Insured damage from Irene will range between $2 billion and $3 billion, and the total losses will likely be about $7 billion, according to preliminary estimates by Kinetic Analysis Corp. a consulting firm. Both figures are less than had been feared and will likely have little impact on the nation’s $14 trillion economy.

“Irene left several places with black eyes, but it doesn’t seem to have delivered an economic knockout,” said Ryan Sweet, an economist at Moody’s Analytics.

The estimates from Kinetic Analysis, based in Silver Spring, Md., suggest that Irene will have caused far less insured damage than the $6 billion the industry paid out after Hurricane Isabel struck the East Coast in 2003.

The long-term costs of Irene will grow as storm-ravaged areas deal with lost business, insurance claims, dislocated workers and transportation disruptions — costs that will take months to fully calculate.

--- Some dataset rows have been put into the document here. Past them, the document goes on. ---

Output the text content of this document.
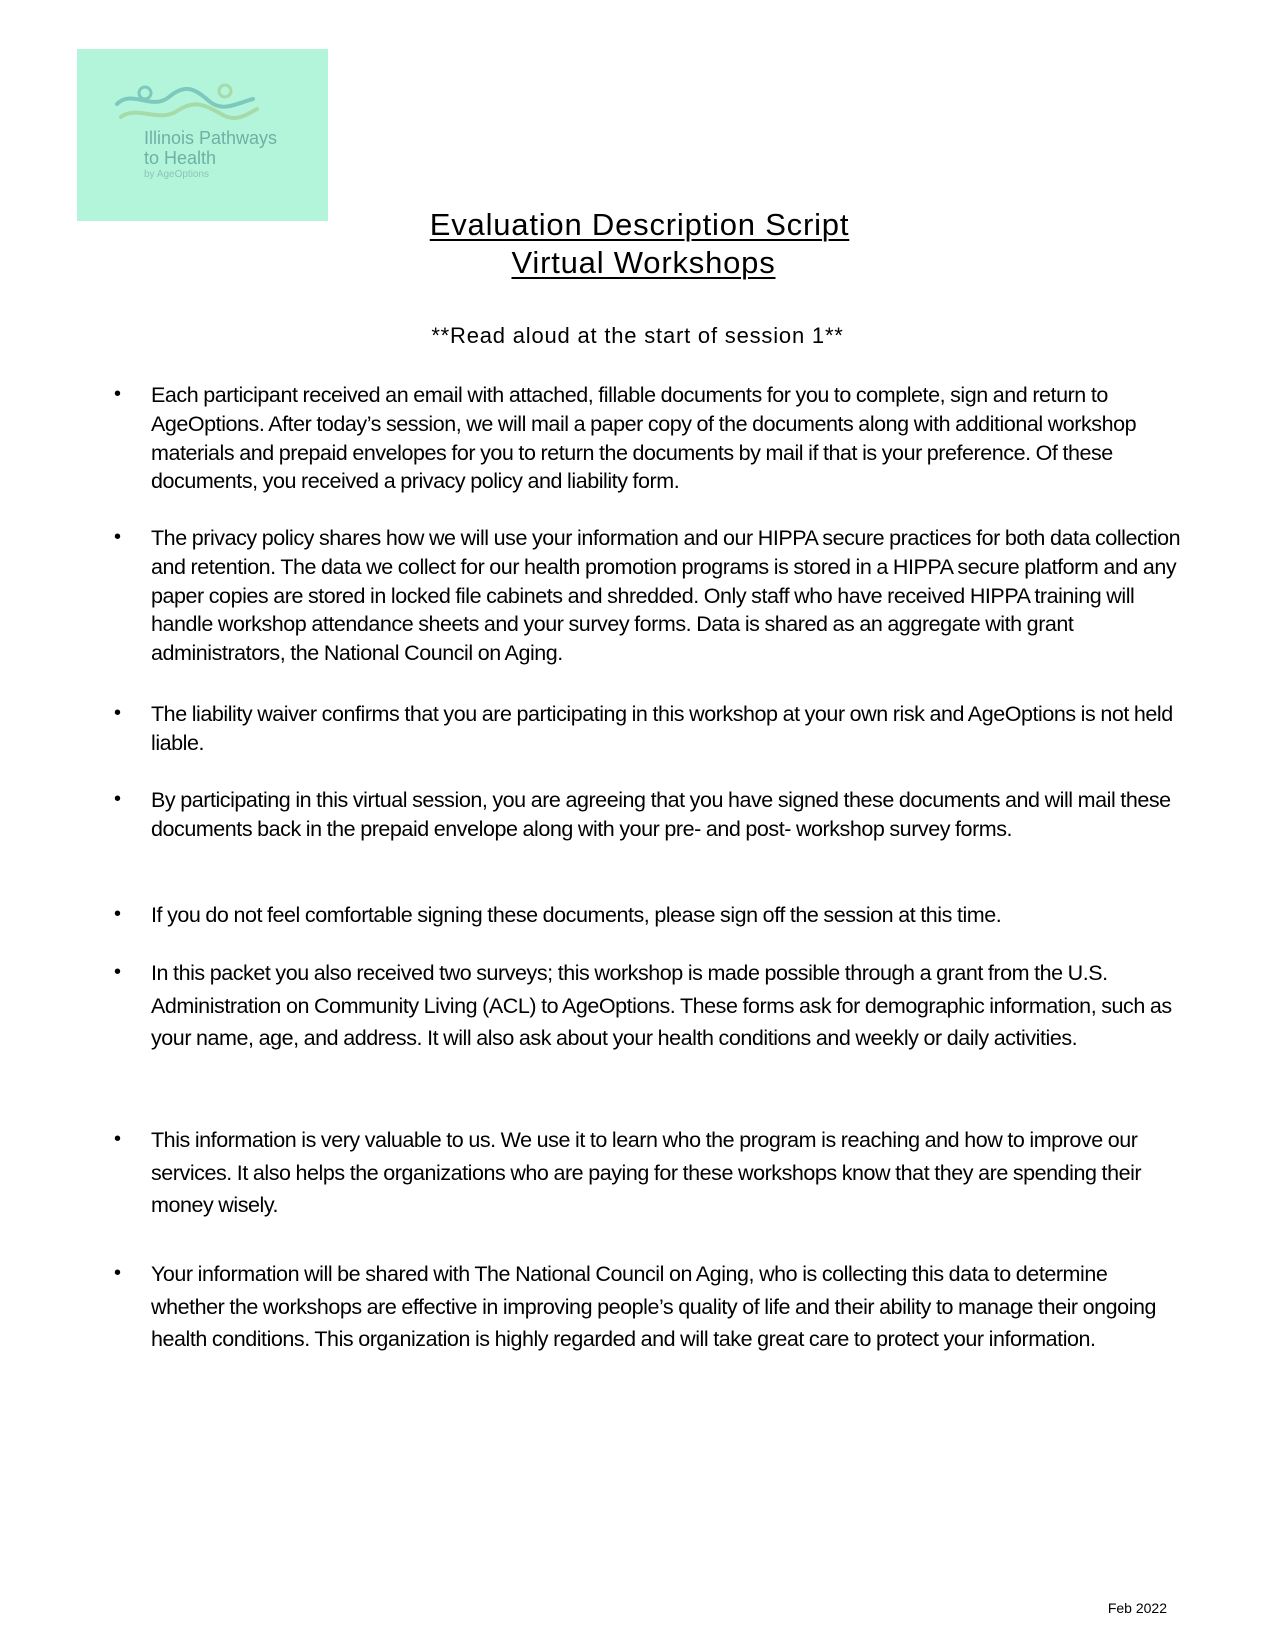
Illinois Pathways
to Health
by AgeOptions
Evaluation Description Script
Virtual Workshops
**Read aloud at the start of session 1**
• Each participant received an email with attached, fillable documents for you to complete, sign and return to AgeOptions. After today’s session, we will mail a paper copy of the documents along with additional workshop materials and prepaid envelopes for you to return the documents by mail if that is your preference. Of these documents, you received a privacy policy and liability form.
• The privacy policy shares how we will use your information and our HIPPA secure practices for both data collection and retention. The data we collect for our health promotion programs is stored in a HIPPA secure platform and any paper copies are stored in locked file cabinets and shredded. Only staff who have received HIPPA training will handle workshop attendance sheets and your survey forms. Data is shared as an aggregate with grant administrators, the National Council on Aging.
• The liability waiver confirms that you are participating in this workshop at your own risk and AgeOptions is not held liable.
• By participating in this virtual session, you are agreeing that you have signed these documents and will mail these documents back in the prepaid envelope along with your pre- and post- workshop survey forms.
• If you do not feel comfortable signing these documents, please sign off the session at this time.
• In this packet you also received two surveys; this workshop is made possible through a grant from the U.S. Administration on Community Living (ACL) to AgeOptions. These forms ask for demographic information, such as your name, age, and address. It will also ask about your health conditions and weekly or daily activities.
• This information is very valuable to us. We use it to learn who the program is reaching and how to improve our services. It also helps the organizations who are paying for these workshops know that they are spending their money wisely.
• Your information will be shared with The National Council on Aging, who is collecting this data to determine whether the workshops are effective in improving people’s quality of life and their ability to manage their ongoing health conditions. This organization is highly regarded and will take great care to protect your information.
Feb 2022
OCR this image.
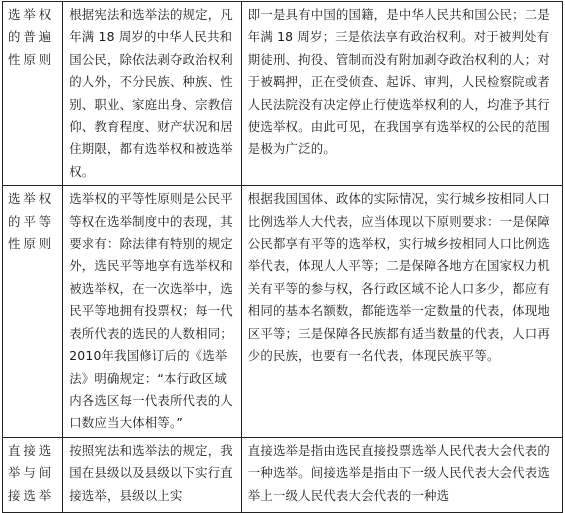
选举权的普遍性原则	根据宪法和选举法的规定，凡年满 18 周岁的中华人民共和国公民，除依法剥夺政治权利的人外，不分民族、种族、性别、职业、家庭出身、宗教信仰、教育程度、财产状况和居住期限，都有选举权和被选举权。	即一是具有中国的国籍，是中华人民共和国公民；二是年满 18 周岁；三是依法享有政治权利。对于被判处有期徒刑、拘役、管制而没有附加剥夺政治权利的人；对于被羁押，正在受侦查、起诉、审判，人民检察院或者人民法院没有决定停止行使选举权利的人，均准予其行使选举权。由此可见，在我国享有选举权的公民的范围是极为广泛的。
选举权的平等性原则	选举权的平等性原则是公民平等权在选举制度中的表现，其要求有：除法律有特别的规定外，选民平等地享有选举权和被选举权，在一次选举中，选民平等地拥有投票权；每一代表所代表的选民的人数相同；2010年我国修订后的《选举法》明确规定：“本行政区域内各选区每一代表所代表的人口数应当大体相等。”	根据我国国体、政体的实际情况，实行城乡按相同人口比例选举人大代表，应当体现以下原则要求：一是保障公民都享有平等的选举权，实行城乡按相同人口比例选举代表，体现人人平等；二是保障各地方在国家权力机关有平等的参与权，各行政区域不论人口多少，都应有相同的基本名额数，都能选举一定数量的代表，体现地区平等；三是保障各民族都有适当数量的代表，人口再少的民族，也要有一名代表，体现民族平等。
直接选举与间接选举	按照宪法和选举法的规定，我国在县级以及县级以下实行直接选举，县级以上实	直接选举是指由选民直接投票选举人民代表大会代表的一种选举。间接选举是指由下一级人民代表大会代表选举上一级人民代表大会代表的一种选
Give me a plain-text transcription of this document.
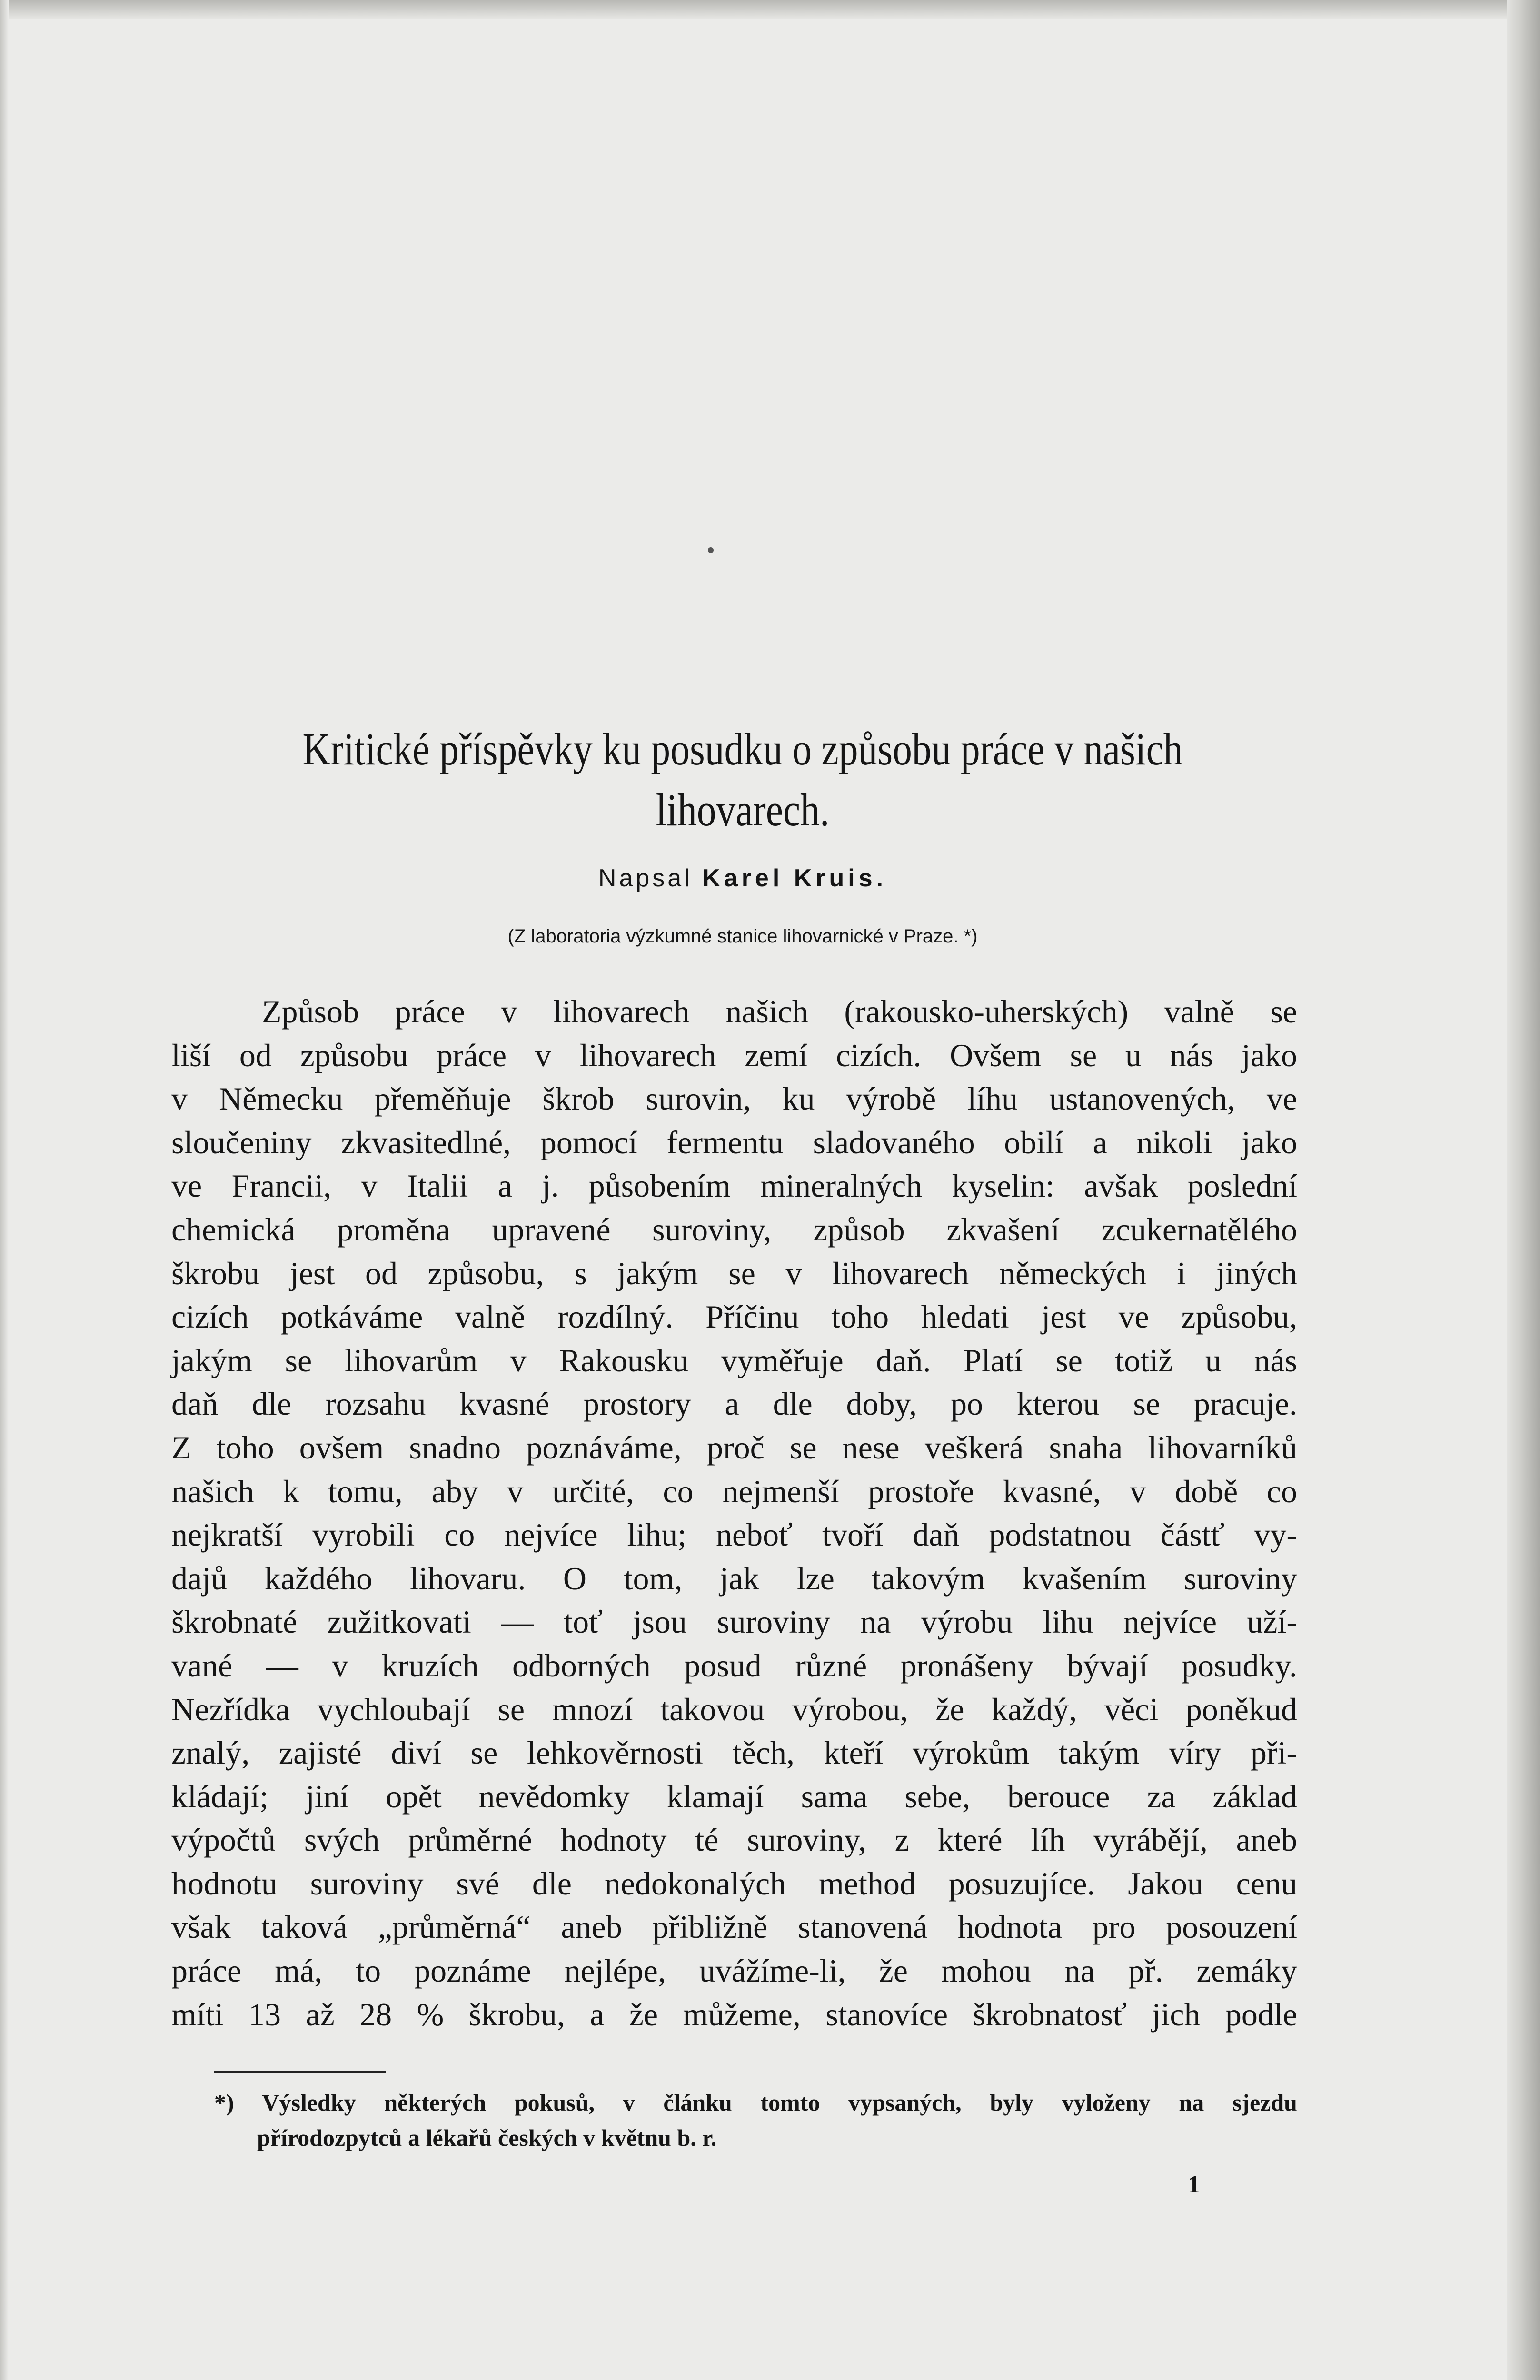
Kritické příspěvky ku posudku o způsobu práce v našich lihovarech.

Napsal Karel Kruis.

(Z laboratoria výzkumné stanice lihovarnické v Praze. *)

Způsob práce v lihovarech našich (rakousko-uherských) valně se
liší od způsobu práce v lihovarech zemí cizích. Ovšem se u nás jako
v Německu přeměňuje škrob surovin, ku výrobě líhu ustanovených, ve
sloučeniny zkvasitedlné, pomocí fermentu sladovaného obilí a nikoli jako
ve Francii, v Italii a j. působením mineralných kyselin: avšak poslední
chemická proměna upravené suroviny, způsob zkvašení zcukernatělého
škrobu jest od způsobu, s jakým se v lihovarech německých i jiných
cizích potkáváme valně rozdílný. Příčinu toho hledati jest ve způsobu,
jakým se lihovarům v Rakousku vyměřuje daň. Platí se totiž u nás
daň dle rozsahu kvasné prostory a dle doby, po kterou se pracuje.
Z toho ovšem snadno poznáváme, proč se nese veškerá snaha lihovarníků
našich k tomu, aby v určité, co nejmenší prostoře kvasné, v době co
nejkratší vyrobili co nejvíce lihu; neboť tvoří daň podstatnou částť vy-
dajů každého lihovaru. O tom, jak lze takovým kvašením suroviny
škrobnaté zužitkovati — toť jsou suroviny na výrobu lihu nejvíce uží-
vané — v kruzích odborných posud různé pronášeny bývají posudky.
Nezřídka vychloubají se mnozí takovou výrobou, že každý, věci poněkud
znalý, zajisté diví se lehkověrnosti těch, kteří výrokům takým víry při-
kládají; jiní opět nevědomky klamají sama sebe, berouce za základ
výpočtů svých průměrné hodnoty té suroviny, z které líh vyrábějí, aneb
hodnotu suroviny své dle nedokonalých method posuzujíce. Jakou cenu
však taková „průměrná“ aneb přibližně stanovená hodnota pro posouzení
práce má, to poznáme nejlépe, uvážíme-li, že mohou na př. zemáky
míti 13 až 28 % škrobu, a že můžeme, stanovíce škrobnatosť jich podle
*) Výsledky některých pokusů, v článku tomto vypsaných, byly vyloženy na sjezdu
přírodozpytců a lékařů českých v květnu b. r.

1
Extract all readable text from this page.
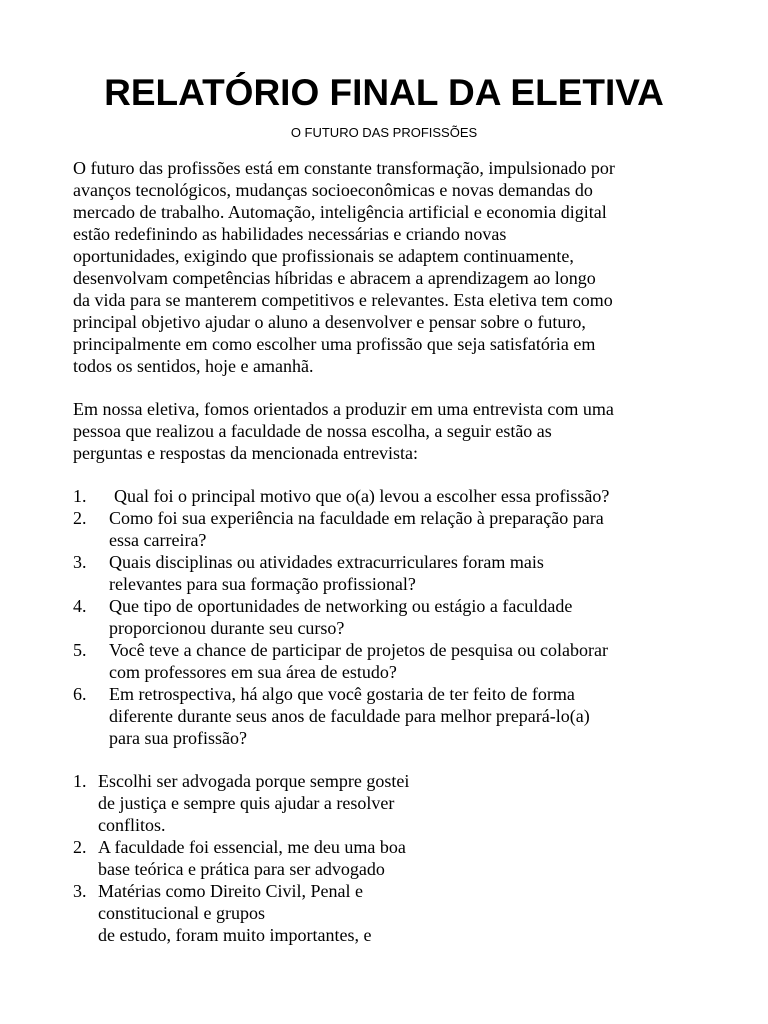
RELATÓRIO FINAL DA ELETIVA
O FUTURO DAS PROFISSÕES
O futuro das profissões está em constante transformação, impulsionado por
avanços tecnológicos, mudanças socioeconômicas e novas demandas do
mercado de trabalho. Automação, inteligência artificial e economia digital
estão redefinindo as habilidades necessárias e criando novas
oportunidades, exigindo que profissionais se adaptem continuamente,
desenvolvam competências híbridas e abracem a aprendizagem ao longo
da vida para se manterem competitivos e relevantes. Esta eletiva tem como
principal objetivo ajudar o aluno a desenvolver e pensar sobre o futuro,
principalmente em como escolher uma profissão que seja satisfatória em
todos os sentidos, hoje e amanhã.
Em nossa eletiva, fomos orientados a produzir em uma entrevista com uma
pessoa que realizou a faculdade de nossa escolha, a seguir estão as
perguntas e respostas da mencionada entrevista:
1. Qual foi o principal motivo que o(a) levou a escolher essa profissão?
2. Como foi sua experiência na faculdade em relação à preparação para
essa carreira?
3. Quais disciplinas ou atividades extracurriculares foram mais
relevantes para sua formação profissional?
4. Que tipo de oportunidades de networking ou estágio a faculdade
proporcionou durante seu curso?
5. Você teve a chance de participar de projetos de pesquisa ou colaborar
com professores em sua área de estudo?
6. Em retrospectiva, há algo que você gostaria de ter feito de forma
diferente durante seus anos de faculdade para melhor prepará-lo(a)
para sua profissão?
1. Escolhi ser advogada porque sempre gostei
de justiça e sempre quis ajudar a resolver
conflitos.
2. A faculdade foi essencial, me deu uma boa
base teórica e prática para ser advogado
3. Matérias como Direito Civil, Penal e
constitucional e grupos
de estudo, foram muito importantes, e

Still, rebuilding and repairing the damage from the storm will likely be enough to boost economic output in the final three months of this year, economists say.

For now, power outages and flooding will close some businesses, costing workers lost pay and likely boosting temporary layoffs. Transportation and shipping may also be disrupted.

Chuck Watson, Kinetic’s director of research and development, noted that the impact on businesses was limited, in part, because the storm hit on a weekend. Even so, Watson and Sweet said small businesses on the North Carolina coast will likely lose two weekends of tourist activity, including the travel-heavy Labor Day weekend.

Millions of people have lost power from the storm, and analysts said the length of the outages and the extent of disruption to public transportation in cities like New York will help determine the economic damage.

Crews are already restoring power in Southern states hit by the storm and are starting work in the northeast.

Irene slammed into a region that is key to the nation’s economic health. The mid-Atlantic and New England are home to several major cities and account for about 16 percent of the nation’s economic output, Sweet said. The region also has about 14 percent of the country’s workforce.

That led many analysts to worry about the potential impact of a major hurricane. The economy is struggling. Any major shock could tip it back into recession. The economy expanded at a meager 0.7 percent annual rate in the first six months of the year.

Watson said his firm initially feared Irene would be much more powerful when it made landfall in North Carolina and would remain strong by the time it pummeled New York City. That could have caused damage of as much as $30 billion, he said.

But by Friday it was apparent the storm had weakened and would cause much less damage.